Fiction, 2006

In an early episode in Cesc Gay’s thoughtful and slow brewing film, Fiction, married, thirty-something, Barcelona-based filmmaker, Alex (Eduard Fernández), having retreated to the cabin of his globetrotting friend, Santi (Javier Cámara) in the scenic country in order to work on the screenplay for his next film, watches a video from Santi’s recent cowboy adventure with dinner companions, Sílvia (Àgata Roca) and Monica (Montse Germán). In a way, the image of a calf’s birth in the video also foreshadows the figurative birth of Alex and Monica’s romantic awakening. Trying to work out his writer’s block by immersing himself in Santi’s idyllic environment (and perhaps, tapping into his bohemian impulses second-hand), Alex soon realizes that even his usually carefree friend has been re-evaluating his own aimless life in the face of mortality, prompted by Sílvia’s recent health scare. Unable to find motivation in his self-imposed exile to finish his work, Alex decides to return home early, and agrees to join Santi and the others on a final camping trip to the Pyrenees in a show of solidarity for their ailing friend before heading back to the city. However, when Alex and Monica become hopelessly lost after hiking on the wrong mountain on their way back to the base of the trail, the two find themselves drawn even further together by their shared misadventure.
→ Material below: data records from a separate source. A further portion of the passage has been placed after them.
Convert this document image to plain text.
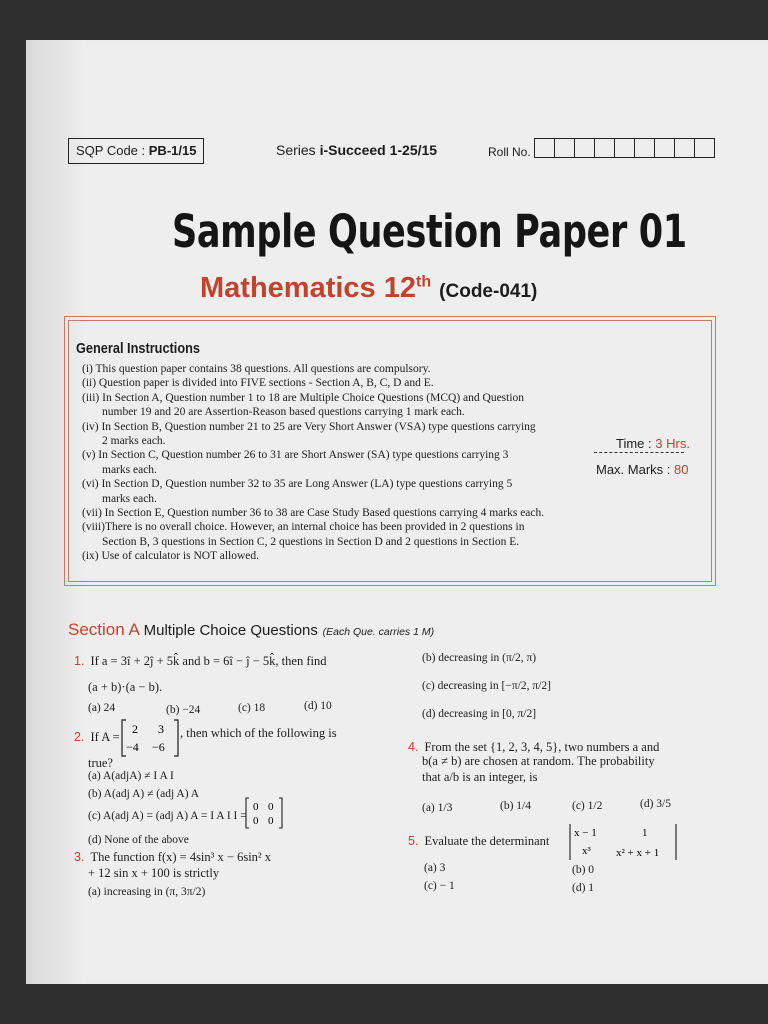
SQP Code : PB-1/15	Series i-Succeed 1-25/15	Roll No.
Sample Question Paper 01
Mathematics 12th (Code-041)
General Instructions
(i) This question paper contains 38 questions. All questions are compulsory.
(ii) Question paper is divided into FIVE sections - Section A, B, C, D and E.
(iii) In Section A, Question number 1 to 18 are Multiple Choice Questions (MCQ) and Question
number 19 and 20 are Assertion-Reason based questions carrying 1 mark each.
(iv) In Section B, Question number 21 to 25 are Very Short Answer (VSA) type questions carrying
2 marks each.
(v) In Section C, Question number 26 to 31 are Short Answer (SA) type questions carrying 3
marks each.
(vi) In Section D, Question number 32 to 35 are Long Answer (LA) type questions carrying 5
marks each.
(vii) In Section E, Question number 36 to 38 are Case Study Based questions carrying 4 marks each.
(viii)There is no overall choice. However, an internal choice has been provided in 2 questions in
Section B, 3 questions in Section C, 2 questions in Section D and 2 questions in Section E.
(ix) Use of calculator is NOT allowed.
Time : 3 Hrs.
Max. Marks : 80
Section A Multiple Choice Questions (Each Que. carries 1 M)
1. If a = 3î + 2ĵ + 5k̂ and b = 6î − ĵ − 5k̂, then find
(a + b)·(a − b).
(a) 24	(b) −24	(c) 18	(d) 10
2. If A =
2 3
−4 −6
, then which of the following is
true?
(a) A(adjA) ≠ I A I
(b) A(adj A) ≠ (adj A) A
(c) A(adj A) = (adj A) A = I A I I =
0 0
0 0
(d) None of the above
3. The function f(x) = 4sin³ x − 6sin² x
+ 12 sin x + 100 is strictly
(a) increasing in (π, 3π/2)
(b) decreasing in (π/2, π)
(c) decreasing in [−π/2, π/2]
(d) decreasing in [0, π/2]
4. From the set {1, 2, 3, 4, 5}, two numbers a and
b(a ≠ b) are chosen at random. The probability
that a/b is an integer, is
(a) 1/3	(b) 1/4	(c) 1/2	(d) 3/5
5. Evaluate the determinant
x − 1	1
x³ x² + x + 1
(a) 3	(b) 0
(c) − 1	(d) 1
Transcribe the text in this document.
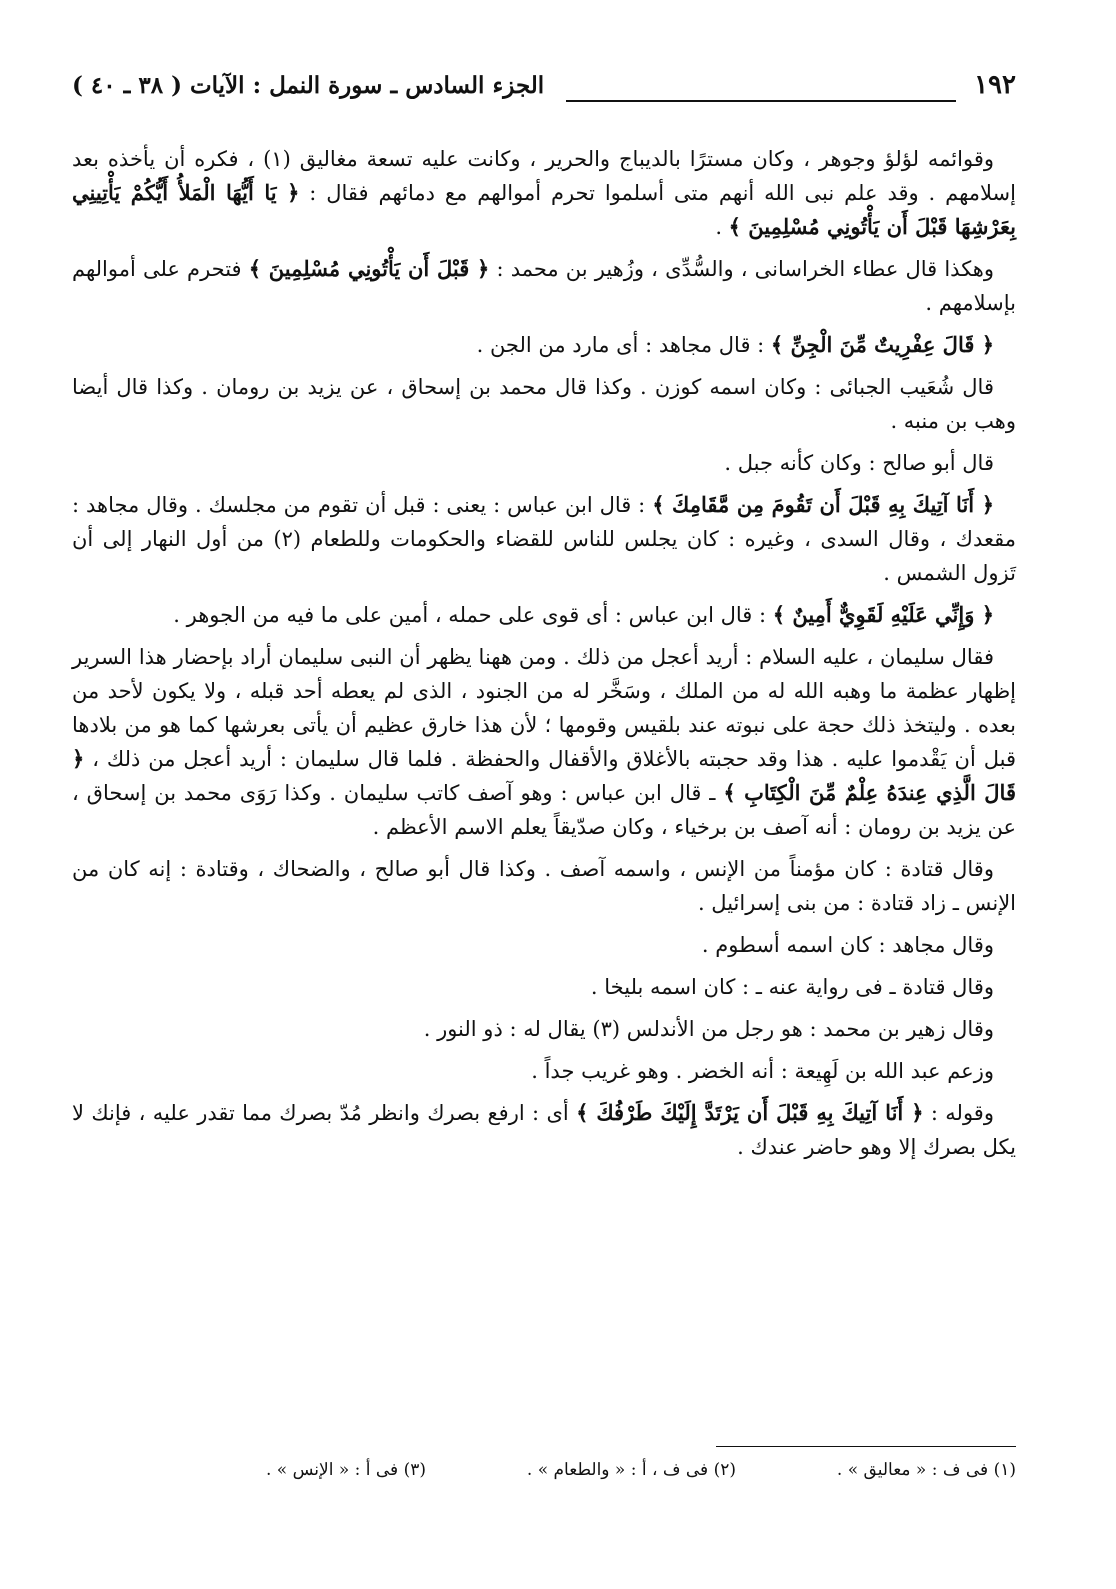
١٩٢
الجزء السادس ـ سورة النمل : الآيات ( ٣٨ ـ ٤٠ )

وقوائمه لؤلؤ وجوهر ، وكان مسترًا بالديباج والحرير ، وكانت عليه تسعة مغاليق (١) ، فكره أن يأخذه بعد إسلامهم . وقد علم نبى الله أنهم متى أسلموا تحرم أموالهم مع دمائهم فقال : ﴿ يَا أَيُّهَا الْمَلأُ أَيُّكُمْ يَأْتِينِي بِعَرْشِهَا قَبْلَ أَن يَأْتُونِي مُسْلِمِينَ ﴾ .

وهكذا قال عطاء الخراسانى ، والسُّدِّى ، وزُهير بن محمد : ﴿ قَبْلَ أَن يَأْتُونِي مُسْلِمِينَ ﴾ فتحرم على أموالهم بإسلامهم .

﴿ قَالَ عِفْرِيتٌ مِّنَ الْجِنِّ ﴾ : قال مجاهد : أى مارد من الجن .

قال شُعَيب الجبائى : وكان اسمه كوزن . وكذا قال محمد بن إسحاق ، عن يزيد بن رومان . وكذا قال أيضا وهب بن منبه .

قال أبو صالح : وكان كأنه جبل .

﴿ أَنَا آتِيكَ بِهِ قَبْلَ أَن تَقُومَ مِن مَّقَامِكَ ﴾ : قال ابن عباس : يعنى : قبل أن تقوم من مجلسك . وقال مجاهد : مقعدك ، وقال السدى ، وغيره : كان يجلس للناس للقضاء والحكومات وللطعام (٢) من أول النهار إلى أن تَزول الشمس .

﴿ وَإِنِّي عَلَيْهِ لَقَوِيٌّ أَمِينٌ ﴾ : قال ابن عباس : أى قوى على حمله ، أمين على ما فيه من الجوهر .

فقال سليمان ، عليه السلام : أريد أعجل من ذلك . ومن ههنا يظهر أن النبى سليمان أراد بإحضار هذا السرير إظهار عظمة ما وهبه الله له من الملك ، وسَخَّر له من الجنود ، الذى لم يعطه أحد قبله ، ولا يكون لأحد من بعده . وليتخذ ذلك حجة على نبوته عند بلقيس وقومها ؛ لأن هذا خارق عظيم أن يأتى بعرشها كما هو من بلادها قبل أن يَقْدموا عليه . هذا وقد حجبته بالأغلاق والأقفال والحفظة . فلما قال سليمان : أريد أعجل من ذلك ، ﴿ قَالَ الَّذِي عِندَهُ عِلْمٌ مِّنَ الْكِتَابِ ﴾ ـ قال ابن عباس : وهو آصف كاتب سليمان . وكذا رَوَى محمد بن إسحاق ، عن يزيد بن رومان : أنه آصف بن برخياء ، وكان صدّيقاً يعلم الاسم الأعظم .

وقال قتادة : كان مؤمناً من الإنس ، واسمه آصف . وكذا قال أبو صالح ، والضحاك ، وقتادة : إنه كان من الإنس ـ زاد قتادة : من بنى إسرائيل .

وقال مجاهد : كان اسمه أسطوم .

وقال قتادة ـ فى رواية عنه ـ : كان اسمه بليخا .

وقال زهير بن محمد : هو رجل من الأندلس (٣) يقال له : ذو النور .

وزعم عبد الله بن لَهِيعة : أنه الخضر . وهو غريب جداً .

وقوله : ﴿ أَنَا آتِيكَ بِهِ قَبْلَ أَن يَرْتَدَّ إِلَيْكَ طَرْفُكَ ﴾ أى : ارفع بصرك وانظر مُدّ بصرك مما تقدر عليه ، فإنك لا يكل بصرك إلا وهو حاضر عندك .

(١) فى ف : « معاليق » .
(٢) فى ف ، أ : « والطعام » .
(٣) فى أ : « الإنس » .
Something of a cross between Alain Tanner’s Jonah Who Will Be 25 in the Year 2000 and Wong Kar-wai’s In the Mood for Love, Fiction weaves through the uneasy terrain of idealism and desire in its understated portrait of connection and missed opportunity. Similar to the unmotivated, 39 year old protagonist of his latest film, Alex, too, faces a daunting blank page, vacillating between the commercial demands of his profession and integrity of his creative vision, youthful liberation and middle-aged inhibition. Closing to the shot of the unrequited lovers parting to their separate ways on the side of a mountain, the image reflects both the intranscendable distance of their mutual separation and the unresolved nature of their intimacy. And like his unfinished script, their brief encounter, too, remains an unwritten fiction charged with imagined possibility and resigned regret.